Will Walters wrote:
I’ve owned my Capri for a few years now but only been driving it for just over a year, my dad was driving it for a while in between.
The oil must have been changed about 4/5000 miles ago when my dad took it to a garage but I have no clue what type of oil was put in and it’s not been topped up ever since (everyone reading this must be shaking their heads..)!
I have a 2.0 pinto that’s done 108,000 miles. Will the 10w40 GTX be suitable? I drive my Capri all year round and do between 3000-4000 miles per year.
My other question is.. do you need to jack the car up to drain the oil? I haven’t been living away from home for long and have VERY limited tools/money so just wanting to know exactly what I need to buy!
Thanks for you help
You will need to jack the car up, preferably by the front crossmember. If you are usings the cars own jack FFS put axle stands under it before you get underneath. You will need a bowl for the old oil to drain into - an old washing up bowl will suffice- and a 13mm spanner (ring or combination type, reasonably long, always use the ring end as the open end can slip and ruin the bolt head or your knuckles). Anyway you will see the drain plug on the side of the sump at the bottom, undo it with the bowl in place underneath. Remember the oil spurts out at an angle, it doesn't just drain down vertically until the sump is empty. To get every last drop out it may pay to drop the car back on its wheels.
While the oil is draining I'd fit a new washer to the sump plug, these can be bought when you get the oil and filter.When the oil is drained refit the sump plug and tighten it up - reasonably tight but not crazily so.
Now move the drain bowl under the oil filter after finally jacking down the car. The filter most likely will be tight to undo so if you can't get it off the cheapest filter removing tool is a long screwdriver hammered through it and used as a lever to undo it. Messy job though!
Now you will need to clean where the filter goes on and probably all around it too. Old rag or kitchen roll can be used. Take the new filter out of its box and smear some engine oil or a bit of grease around the rubber seal and spin the filter on until it stops, then continue for 1/2 to 3/4 of a turn. Don't overtighten it as it will be a cnut to get off next time - they don't need to be too tight despite what the bar room experts say.
Pull the oil drain bowl out from under the car and move it out of your way.
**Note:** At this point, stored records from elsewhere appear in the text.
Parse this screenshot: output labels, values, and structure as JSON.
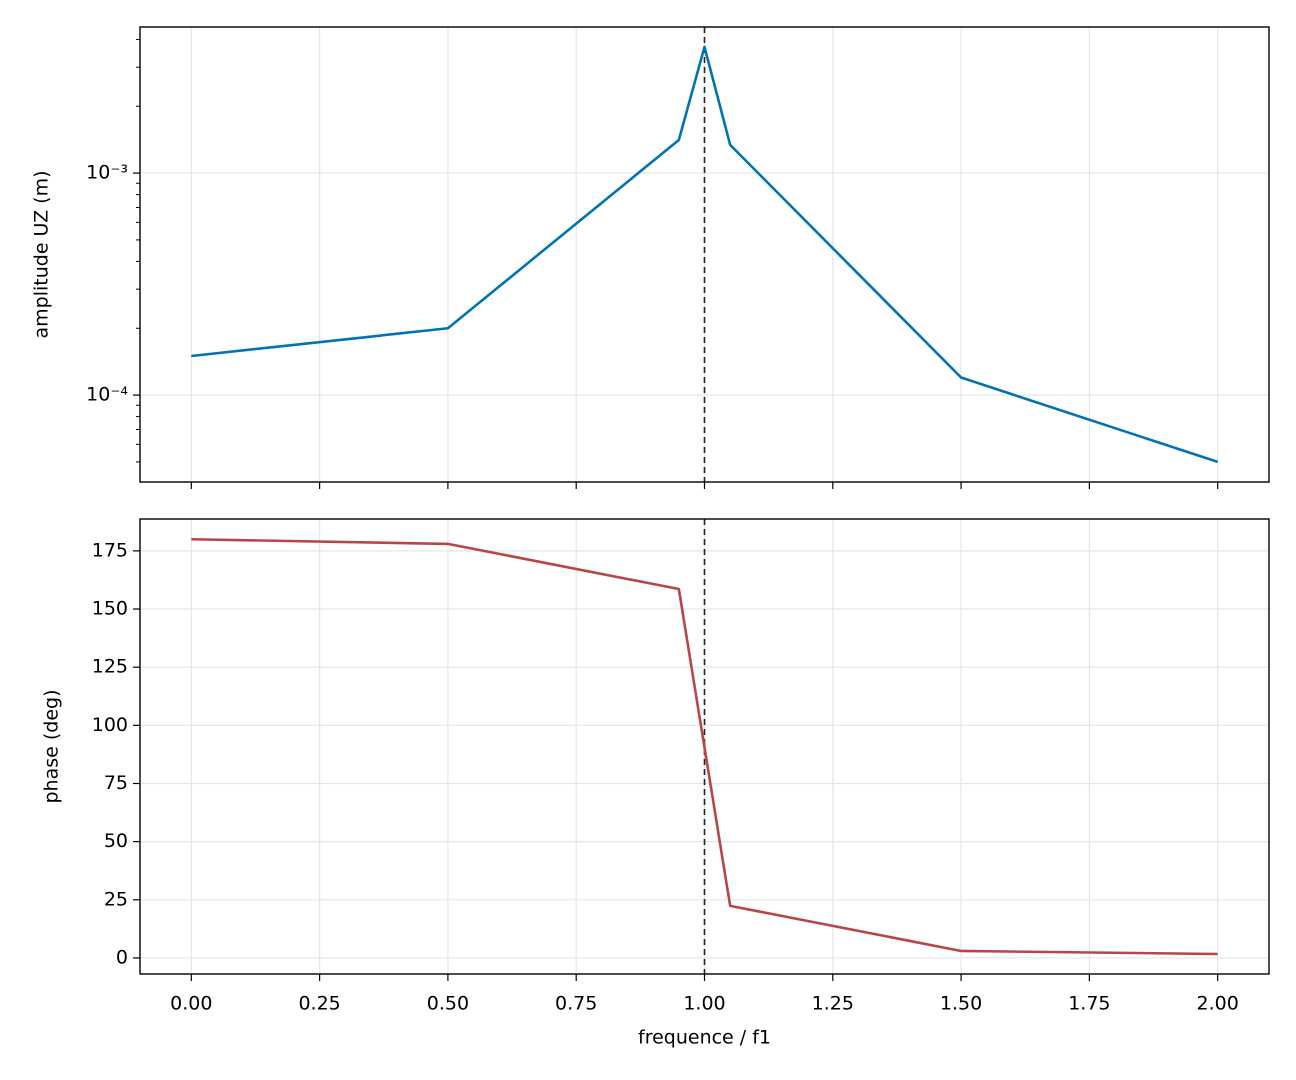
{
  "chart_data": [
    {
      "type": "line",
      "ylabel": "amplitude UZ (m)",
      "x": [
        0,
        0.5,
        0.95,
        1.0,
        1.05,
        1.5,
        2.0
      ],
      "values": [
        0.00015,
        0.0002,
        0.00141,
        0.0037,
        0.00134,
        0.00012,
        5e-05
      ],
      "color": "#0173b2",
      "yscale": "log",
      "xlim": [
        -0.1,
        2.1
      ],
      "ylim": [
        4.06e-05,
        0.00455
      ],
      "xticks": [
        0,
        0.25,
        0.5,
        0.75,
        1.0,
        1.25,
        1.5,
        1.75,
        2.0
      ],
      "yticks": [
        {
          "value": 0.0001,
          "label": "10⁻⁴"
        },
        {
          "value": 0.001,
          "label": "10⁻³"
        }
      ],
      "vline": 1.0,
      "grid": true
    },
    {
      "type": "line",
      "ylabel": "phase (deg)",
      "xlabel": "frequence / f1",
      "x": [
        0,
        0.5,
        0.95,
        1.0,
        1.05,
        1.5,
        2.0
      ],
      "values": [
        180,
        178,
        158.6,
        90.5,
        22.4,
        3,
        1.7
      ],
      "color": "#b94646",
      "xlim": [
        -0.1,
        2.1
      ],
      "ylim": [
        -6.9,
        188.7
      ],
      "xticks": [
        {
          "value": 0,
          "label": "0.00"
        },
        {
          "value": 0.25,
          "label": "0.25"
        },
        {
          "value": 0.5,
          "label": "0.50"
        },
        {
          "value": 0.75,
          "label": "0.75"
        },
        {
          "value": 1.0,
          "label": "1.00"
        },
        {
          "value": 1.25,
          "label": "1.25"
        },
        {
          "value": 1.5,
          "label": "1.50"
        },
        {
          "value": 1.75,
          "label": "1.75"
        },
        {
          "value": 2.0,
          "label": "2.00"
        }
      ],
      "yticks": [
        0,
        25,
        50,
        75,
        100,
        125,
        150,
        175
      ],
      "vline": 1.0,
      "grid": true
    }
  ]
}
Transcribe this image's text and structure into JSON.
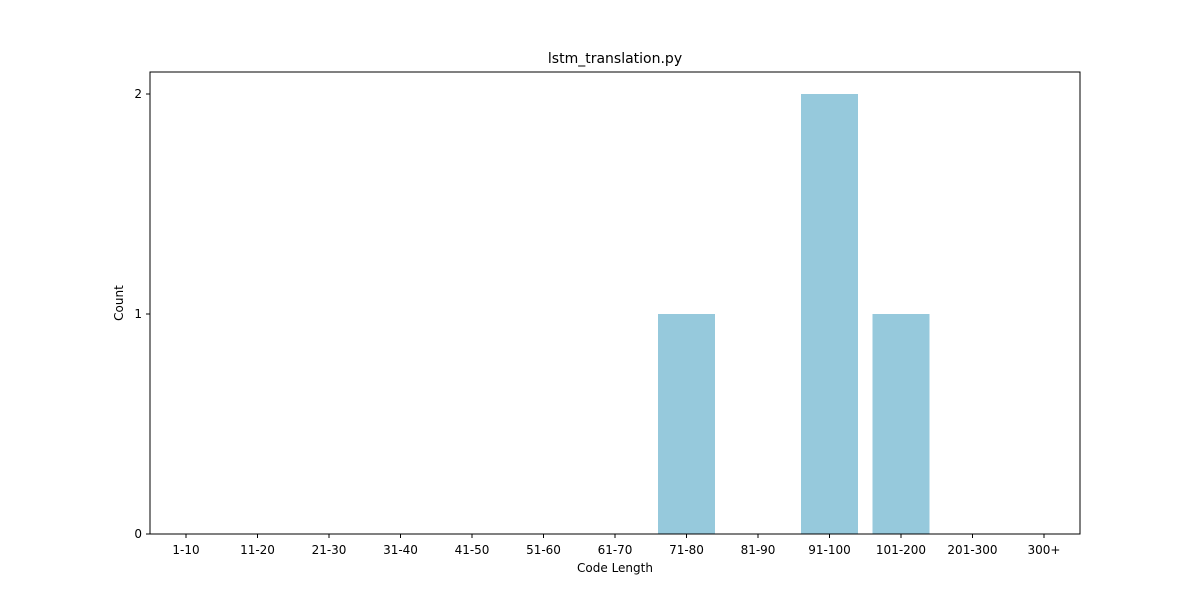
{
  "chart_data": {
    "type": "bar",
    "title": "lstm_translation.py",
    "xlabel": "Code Length",
    "ylabel": "Count",
    "categories": [
      "1-10",
      "11-20",
      "21-30",
      "31-40",
      "41-50",
      "51-60",
      "61-70",
      "71-80",
      "81-90",
      "91-100",
      "101-200",
      "201-300",
      "300+"
    ],
    "values": [
      0,
      0,
      0,
      0,
      0,
      0,
      0,
      1,
      0,
      2,
      1,
      0,
      0
    ],
    "ylim": [
      0,
      2.1
    ],
    "yticks": [
      "0",
      "1",
      "2"
    ],
    "grid": false,
    "legend": "none",
    "bar_color": "#96c9dc"
  }
}
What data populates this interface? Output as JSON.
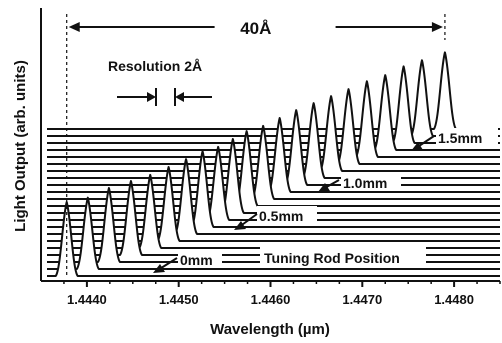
{
  "chart_data": {
    "type": "line",
    "title": "",
    "xlabel": "Wavelength (µm)",
    "ylabel": "Light Output (arb. units)",
    "xlim": [
      1.4435,
      1.4485
    ],
    "xticks": [
      1.444,
      1.445,
      1.446,
      1.447,
      1.448
    ],
    "xtick_labels": [
      "1.4440",
      "1.4450",
      "1.4460",
      "1.4470",
      "1.4480"
    ],
    "grid": false,
    "series_note": "stacked spectra, one per tuning rod position, offset vertically",
    "peaks_um": [
      1.44378,
      1.44401,
      1.44424,
      1.44448,
      1.44469,
      1.44489,
      1.44508,
      1.44526,
      1.44543,
      1.44559,
      1.44574,
      1.44592,
      1.4461,
      1.44628,
      1.44647,
      1.44666,
      1.44685,
      1.44705,
      1.44725,
      1.44745,
      1.44765,
      1.4479
    ],
    "peak_height_arb": [
      0.85,
      0.82,
      0.85,
      0.85,
      0.84,
      0.85,
      0.86,
      0.87,
      0.84,
      0.85,
      0.86,
      0.84,
      0.85,
      0.86,
      0.86,
      0.86,
      0.86,
      0.87,
      0.86,
      0.88,
      0.87,
      0.88
    ],
    "annotations": {
      "span_label": "40Å",
      "span_start_um": 1.44378,
      "span_end_um": 1.4479,
      "resolution_label": "Resolution 2Å",
      "positions": [
        "0mm",
        "0.5mm",
        "1.0mm",
        "1.5mm"
      ],
      "tuning_label": "Tuning Rod Position"
    }
  }
}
Now you need to fill the car with the new oil. I suggest you get a funnel and slowly pour it in, stopping every now and again and checking the level on the dipstick. It doesn't matter if it's a tiny bit overfilled at this stage.
Finally, disconnect one of the Small LT wires from the coil then crank the engine over until you get oil pressure building up. Reconnect the wire then start the car, run it for 15 seconds then switch it off. Leave it alone for a few minutes which is time you could use to dispose of the old oil and filter. I suggest you tip the remaining new oil out of the container into a small one then tip the old engine oil into the container that the oil came in. It then can be taken to a local dump to dispose of it, along with the old filter.
Finally check the oil level again and top up bit by bit until it is on the maximum, run the engine and check nothing is leaking.
So to recap the tools you will need:-
Bit of grease for oil filter rubber seal
Sump plug washer
Old rags and newspaper etc and a plastic bag to wrap the old filter in.
I think 10/40 or preferably 15/40 GTX will be fine in a pinto despite what has been written above.